Écologie : Le partage de l’eau

Écologie : Le partage de l’eau

Conséquence inévitable du réchauffement climatique, les périodes de canicules, auxquelles nous allons être confrontés de plus en plus souvent, vont avoir des conséquences majeures. Outre les désastres que la sécheresse et les méga-feux causent à la biodiversité, elles mettent en cause la capacité de l’agriculture à nourrir la population humaine, estimée aujourd’hui par l’ONU à près de 8 milliards.
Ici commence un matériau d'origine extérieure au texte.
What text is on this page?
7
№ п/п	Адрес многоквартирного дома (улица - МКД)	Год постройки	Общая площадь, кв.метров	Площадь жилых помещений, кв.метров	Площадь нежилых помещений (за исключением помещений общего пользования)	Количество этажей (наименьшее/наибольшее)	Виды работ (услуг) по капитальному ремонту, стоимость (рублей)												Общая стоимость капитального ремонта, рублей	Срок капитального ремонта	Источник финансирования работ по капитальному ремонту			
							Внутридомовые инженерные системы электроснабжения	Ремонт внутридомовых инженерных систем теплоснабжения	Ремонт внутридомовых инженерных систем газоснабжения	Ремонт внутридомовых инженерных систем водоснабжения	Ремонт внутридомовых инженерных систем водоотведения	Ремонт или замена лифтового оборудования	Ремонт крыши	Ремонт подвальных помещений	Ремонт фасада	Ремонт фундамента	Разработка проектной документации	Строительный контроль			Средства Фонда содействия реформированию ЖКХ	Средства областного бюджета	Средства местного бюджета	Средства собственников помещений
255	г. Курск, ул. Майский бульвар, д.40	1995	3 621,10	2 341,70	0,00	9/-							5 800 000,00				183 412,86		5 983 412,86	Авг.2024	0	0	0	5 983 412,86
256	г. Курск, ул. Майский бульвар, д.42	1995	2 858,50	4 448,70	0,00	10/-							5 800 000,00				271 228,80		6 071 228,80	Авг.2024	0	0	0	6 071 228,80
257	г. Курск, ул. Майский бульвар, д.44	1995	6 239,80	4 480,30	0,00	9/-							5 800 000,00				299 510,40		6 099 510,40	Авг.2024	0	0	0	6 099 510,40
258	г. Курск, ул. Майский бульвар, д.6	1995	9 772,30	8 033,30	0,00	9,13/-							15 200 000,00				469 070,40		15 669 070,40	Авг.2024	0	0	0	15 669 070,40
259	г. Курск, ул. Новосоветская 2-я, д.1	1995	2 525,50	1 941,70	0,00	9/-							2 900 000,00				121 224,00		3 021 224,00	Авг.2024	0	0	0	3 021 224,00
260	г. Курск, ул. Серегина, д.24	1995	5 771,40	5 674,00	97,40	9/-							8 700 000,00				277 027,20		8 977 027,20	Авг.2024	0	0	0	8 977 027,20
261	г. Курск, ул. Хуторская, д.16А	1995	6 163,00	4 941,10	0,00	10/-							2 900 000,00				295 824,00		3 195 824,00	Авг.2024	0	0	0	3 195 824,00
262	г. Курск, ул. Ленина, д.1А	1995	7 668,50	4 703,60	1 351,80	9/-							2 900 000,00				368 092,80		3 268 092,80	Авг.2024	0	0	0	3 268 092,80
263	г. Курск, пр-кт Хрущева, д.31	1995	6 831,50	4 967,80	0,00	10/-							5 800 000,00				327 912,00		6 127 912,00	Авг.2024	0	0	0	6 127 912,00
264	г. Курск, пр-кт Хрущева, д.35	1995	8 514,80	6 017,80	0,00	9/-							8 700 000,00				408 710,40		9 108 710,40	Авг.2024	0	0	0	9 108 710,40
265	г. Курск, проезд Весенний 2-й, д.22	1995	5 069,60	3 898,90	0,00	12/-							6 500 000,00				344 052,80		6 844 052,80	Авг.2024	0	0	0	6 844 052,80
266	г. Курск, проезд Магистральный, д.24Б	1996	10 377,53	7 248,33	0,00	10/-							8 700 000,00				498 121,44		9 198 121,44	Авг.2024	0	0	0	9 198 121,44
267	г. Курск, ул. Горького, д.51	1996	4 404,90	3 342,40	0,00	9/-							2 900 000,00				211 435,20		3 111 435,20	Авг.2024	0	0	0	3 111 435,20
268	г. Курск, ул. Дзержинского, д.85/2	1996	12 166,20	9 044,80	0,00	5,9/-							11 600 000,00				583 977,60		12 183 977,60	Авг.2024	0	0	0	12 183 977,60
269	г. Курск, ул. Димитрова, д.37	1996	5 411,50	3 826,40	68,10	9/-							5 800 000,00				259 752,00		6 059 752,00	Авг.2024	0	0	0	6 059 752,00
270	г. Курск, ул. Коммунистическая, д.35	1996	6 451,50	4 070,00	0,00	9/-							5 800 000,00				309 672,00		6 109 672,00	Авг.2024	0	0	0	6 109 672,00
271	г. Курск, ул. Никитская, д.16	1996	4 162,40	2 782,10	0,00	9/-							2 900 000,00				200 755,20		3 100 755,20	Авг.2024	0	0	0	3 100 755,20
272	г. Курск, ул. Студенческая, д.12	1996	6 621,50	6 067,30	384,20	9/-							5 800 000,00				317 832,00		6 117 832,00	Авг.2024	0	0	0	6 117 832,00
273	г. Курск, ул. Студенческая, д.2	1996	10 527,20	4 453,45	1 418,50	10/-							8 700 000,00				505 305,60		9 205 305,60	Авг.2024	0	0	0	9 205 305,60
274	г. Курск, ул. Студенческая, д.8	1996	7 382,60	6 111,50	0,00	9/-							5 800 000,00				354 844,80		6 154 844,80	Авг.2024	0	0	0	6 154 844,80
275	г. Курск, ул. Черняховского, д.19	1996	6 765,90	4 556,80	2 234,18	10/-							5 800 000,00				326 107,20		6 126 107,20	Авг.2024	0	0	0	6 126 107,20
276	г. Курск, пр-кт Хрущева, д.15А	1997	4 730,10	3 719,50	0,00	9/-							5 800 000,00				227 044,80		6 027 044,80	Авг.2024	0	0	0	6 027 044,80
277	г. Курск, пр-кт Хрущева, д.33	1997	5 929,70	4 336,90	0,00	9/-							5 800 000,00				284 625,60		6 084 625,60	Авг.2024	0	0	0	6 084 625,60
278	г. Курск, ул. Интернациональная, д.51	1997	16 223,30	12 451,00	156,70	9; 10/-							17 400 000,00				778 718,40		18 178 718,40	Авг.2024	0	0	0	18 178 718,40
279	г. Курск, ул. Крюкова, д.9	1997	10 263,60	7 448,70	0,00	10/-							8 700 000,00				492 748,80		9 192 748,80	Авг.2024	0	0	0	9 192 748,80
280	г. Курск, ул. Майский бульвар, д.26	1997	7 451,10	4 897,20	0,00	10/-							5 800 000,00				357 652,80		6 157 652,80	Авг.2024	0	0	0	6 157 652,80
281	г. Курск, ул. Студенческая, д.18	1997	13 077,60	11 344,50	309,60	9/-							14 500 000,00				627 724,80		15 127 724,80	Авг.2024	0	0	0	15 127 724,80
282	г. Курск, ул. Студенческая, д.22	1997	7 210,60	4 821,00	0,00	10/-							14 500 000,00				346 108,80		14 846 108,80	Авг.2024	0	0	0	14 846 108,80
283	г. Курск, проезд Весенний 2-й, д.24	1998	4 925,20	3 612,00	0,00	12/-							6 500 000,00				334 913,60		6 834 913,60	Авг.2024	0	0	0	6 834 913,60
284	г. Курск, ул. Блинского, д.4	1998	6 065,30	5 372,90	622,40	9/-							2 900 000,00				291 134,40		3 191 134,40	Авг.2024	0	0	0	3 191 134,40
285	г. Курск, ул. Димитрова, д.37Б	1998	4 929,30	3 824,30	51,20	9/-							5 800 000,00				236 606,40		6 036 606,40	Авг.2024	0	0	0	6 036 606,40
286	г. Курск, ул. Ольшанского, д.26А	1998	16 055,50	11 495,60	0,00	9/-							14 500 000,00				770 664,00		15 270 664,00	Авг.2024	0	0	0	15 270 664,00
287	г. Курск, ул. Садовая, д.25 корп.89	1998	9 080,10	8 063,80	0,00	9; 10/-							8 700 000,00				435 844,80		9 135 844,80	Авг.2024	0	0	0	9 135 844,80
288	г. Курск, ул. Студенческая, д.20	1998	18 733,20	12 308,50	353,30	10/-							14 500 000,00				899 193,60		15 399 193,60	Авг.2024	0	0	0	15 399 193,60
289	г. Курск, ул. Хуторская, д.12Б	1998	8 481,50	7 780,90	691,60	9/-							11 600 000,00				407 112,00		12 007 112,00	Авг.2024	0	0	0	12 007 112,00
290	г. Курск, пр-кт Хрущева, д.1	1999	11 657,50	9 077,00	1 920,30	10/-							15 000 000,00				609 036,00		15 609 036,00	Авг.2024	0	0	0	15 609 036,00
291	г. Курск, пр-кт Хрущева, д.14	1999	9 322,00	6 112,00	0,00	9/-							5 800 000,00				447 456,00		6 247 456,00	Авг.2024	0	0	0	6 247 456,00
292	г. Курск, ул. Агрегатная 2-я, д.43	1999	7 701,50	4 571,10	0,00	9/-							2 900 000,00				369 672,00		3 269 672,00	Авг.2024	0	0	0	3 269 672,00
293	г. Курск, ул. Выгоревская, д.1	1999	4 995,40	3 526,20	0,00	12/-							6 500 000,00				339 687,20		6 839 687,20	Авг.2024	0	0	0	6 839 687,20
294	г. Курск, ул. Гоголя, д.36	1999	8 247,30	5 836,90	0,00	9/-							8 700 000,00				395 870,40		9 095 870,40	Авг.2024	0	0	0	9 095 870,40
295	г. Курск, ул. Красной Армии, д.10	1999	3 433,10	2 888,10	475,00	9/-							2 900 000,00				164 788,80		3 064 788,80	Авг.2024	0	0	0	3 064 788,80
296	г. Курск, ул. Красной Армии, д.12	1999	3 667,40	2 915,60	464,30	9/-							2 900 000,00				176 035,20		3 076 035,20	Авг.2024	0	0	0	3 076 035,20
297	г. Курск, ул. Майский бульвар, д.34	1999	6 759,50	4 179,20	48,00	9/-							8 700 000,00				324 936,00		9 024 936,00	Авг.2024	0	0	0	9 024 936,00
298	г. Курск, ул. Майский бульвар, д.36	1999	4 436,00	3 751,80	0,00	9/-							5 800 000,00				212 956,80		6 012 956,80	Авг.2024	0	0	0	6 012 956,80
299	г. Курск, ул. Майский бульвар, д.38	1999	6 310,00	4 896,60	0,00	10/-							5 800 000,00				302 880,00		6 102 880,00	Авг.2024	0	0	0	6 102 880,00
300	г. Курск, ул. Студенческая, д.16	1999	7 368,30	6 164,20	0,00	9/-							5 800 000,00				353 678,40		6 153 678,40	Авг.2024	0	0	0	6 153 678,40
Le partage de l’eau va devenir une question politique de plus en plus centrale.

Selon le dernier rapport du GIEC, la température moyenne à la surface de la planète a augmenté de 1,1°C entre 1880 et 2020. Et dès 2030, cette augmentation devrait atteindre 1,5°C. Évidemment, sans réorganisation majeure de l’activité humaine, rien ne permettra de ralentir le réchauffement de l’atmosphère.

Selon le World Ressources Institute, organisme de recherche états-unien, 17 pays qui représentant un quart de la population mondiale font aujourd’hui face à une situation « d’extrême stress hydrique ». Dans ces pays, les humains prélèvent au moins 80 % de leurs ressources en eau douce disponibles sur une année, eaux de surface et eau souterraines. Les pays « en voie de développement » ne sont pas les seuls touchés. L’Ouest des États-Unis, certaines provinces de Chine, le Mexique ou encore le Sud méditerranéen font partie des régions les plus exposées.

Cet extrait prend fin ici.